David Cennimo, an infectious disease expert at Rutgers New Jersey Medical School, said that individuals should get their flu vaccine to prevent health care systems from being overwhelmed with both COVID-19 and flu cases.

Last year’s flu season was primarily driven by the A(H3N2) strain, which was covered in last year’s vaccination and will be included this year as well, he said. Approximately 8 million to 13 million cases of the flu resulted in approximately 14,000 deaths.

“As precautions loosen, we are seeing rates rise,” he said. “Pediatric deaths, for example, rose from one death in the 2020–2021 season to 33 this past season. In comparison, 199 children died from influenza in the 2019–20 flu season.”

People older than 6 months of age should receive a flu vaccine by late October to prevent the premature waning of immunity. The vaccine takes two weeks to be effective, so individuals can still get the flu during that period, and will remain effective for approximately six months, he said.

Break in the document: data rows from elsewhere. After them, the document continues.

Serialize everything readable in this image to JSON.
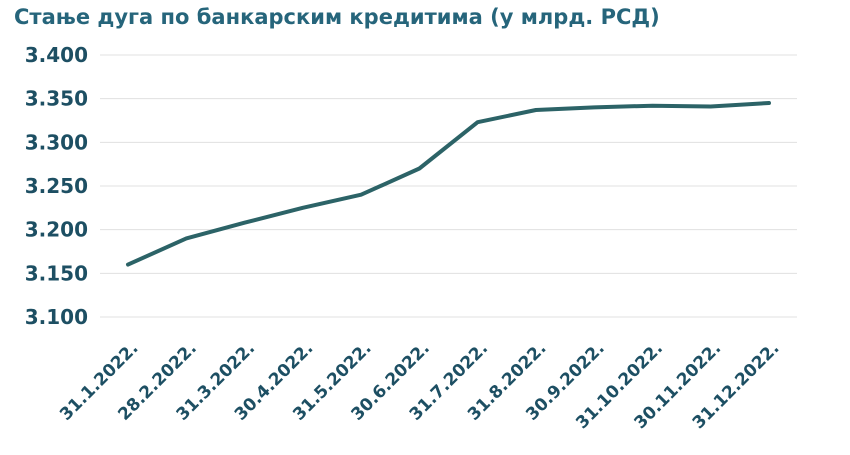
{
  "chart_data": {
    "type": "line",
    "title": "Стање дуга по банкарским кредитима (у млрд. РСД)",
    "categories": [
      "31.1.2022.",
      "28.2.2022.",
      "31.3.2022.",
      "30.4.2022.",
      "31.5.2022.",
      "30.6.2022.",
      "31.7.2022.",
      "31.8.2022.",
      "30.9.2022.",
      "31.10.2022.",
      "30.11.2022.",
      "31.12.2022."
    ],
    "series": [
      {
        "name": "Стање дуга по банкарским кредитима",
        "values": [
          3160,
          3190,
          3208,
          3225,
          3240,
          3270,
          3323,
          3337,
          3340,
          3342,
          3341,
          3345
        ]
      }
    ],
    "xlabel": "",
    "ylabel": "",
    "ylim": [
      3100,
      3400
    ],
    "yticks": [
      3400,
      3350,
      3300,
      3250,
      3200,
      3150,
      3100
    ],
    "ytick_labels": [
      "3.400",
      "3.350",
      "3.300",
      "3.250",
      "3.200",
      "3.150",
      "3.100"
    ],
    "grid": "horizontal-only",
    "legend": "none",
    "x_label_rotation_deg": 45,
    "colors": {
      "title": "#26657B",
      "axis_labels": "#1D4F63",
      "line": "#2C6367",
      "gridline": "#E0E0E0",
      "background": "#FFFFFF"
    }
  }
}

Vaccination is especially important for individuals old than 65 years old, those with chronic health conditions, pregnant women and essential workers, according to the release.

Flu vaccines have an extremely small chance of side effects, like an allergic reaction for those allergic to eggs, but those individuals can either be monitored during vaccine administration or get a form of the vaccine that has not been made in eggs, he said.

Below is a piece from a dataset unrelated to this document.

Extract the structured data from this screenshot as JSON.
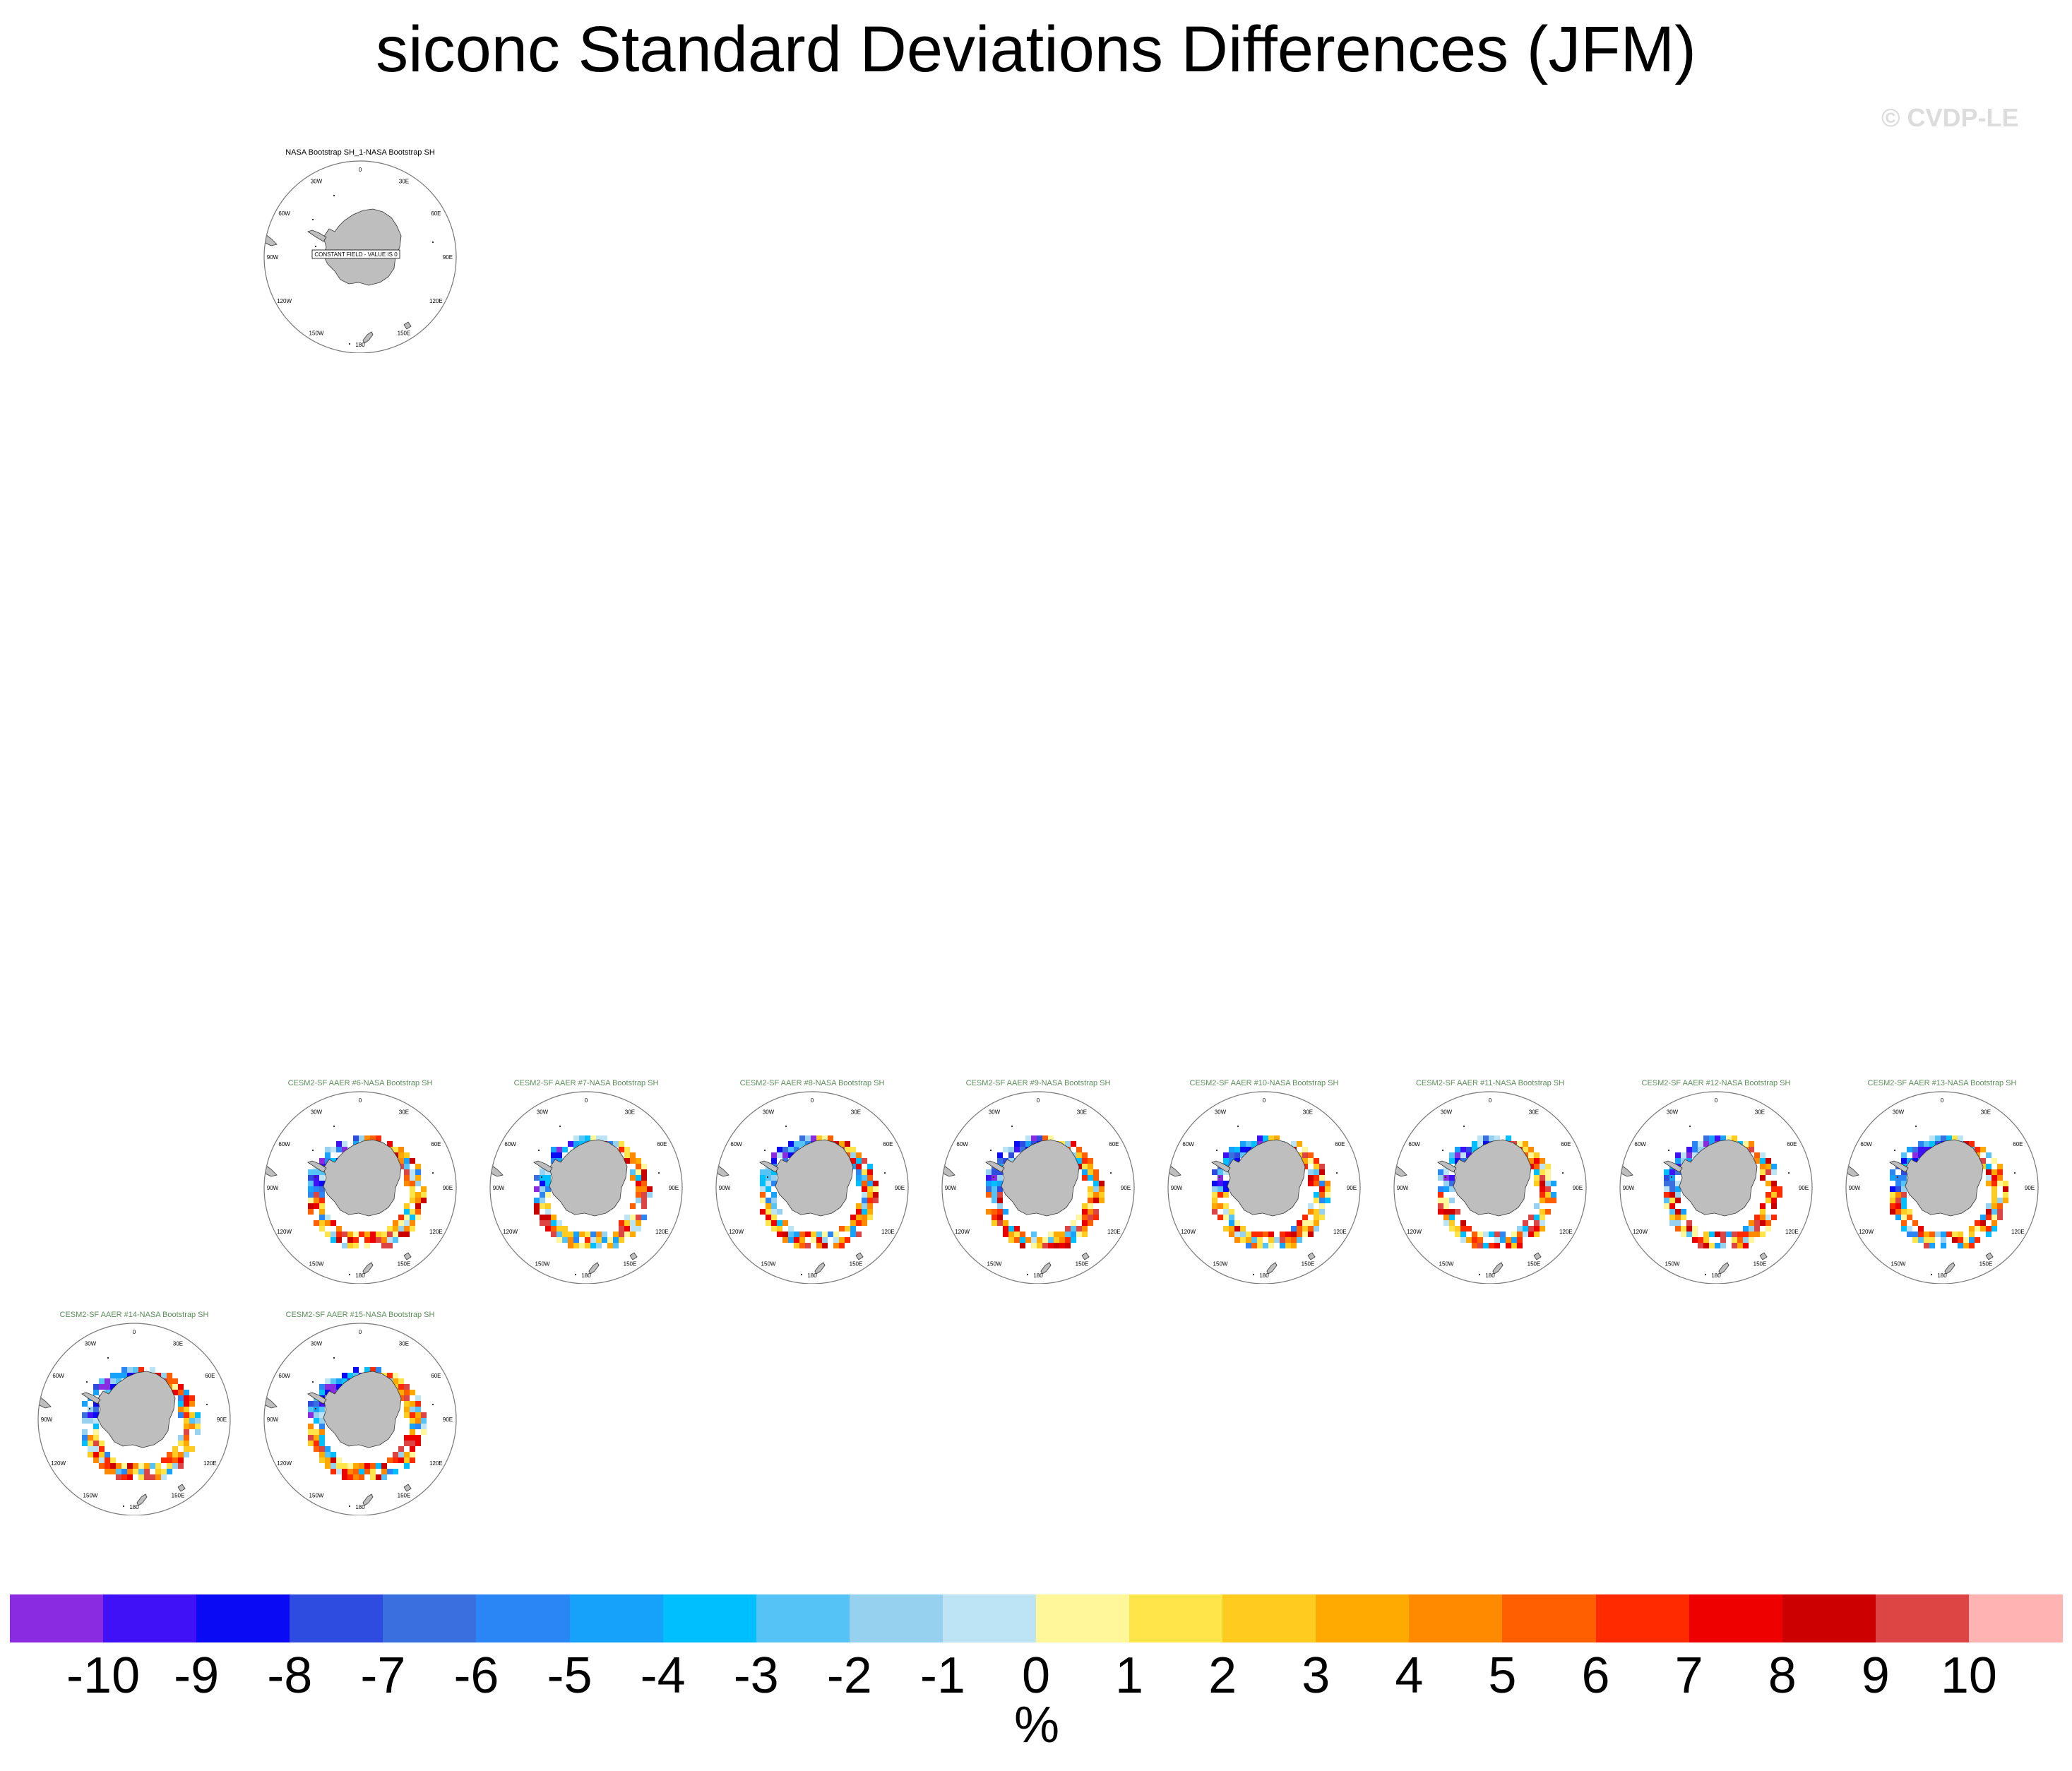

He said that though the Centers for Disease Control and Prevention initially discouraged getting any COVID-19 vaccine at the same time as the flu shot, individuals can now get them together as this does not affect either vaccine’s efficacy.

Both COVID-19 and the flu are spread mostly through contact and respiratory droplets, and while contagiousness varies between the illnesses, both can be spread before an individual is aware that they were infected, he said.

“As we have seen with asymptomatic cases of COVID-19, people can unknowingly have the flu and gravely affect vulnerable elderly, children and those who have impaired immune systems, such as cancer patients and people with HIV or pulmonary disease,” Cennimo said. “The more you suppress influenza through vaccination, the less opportunity the virus has to mutate and infect more people.”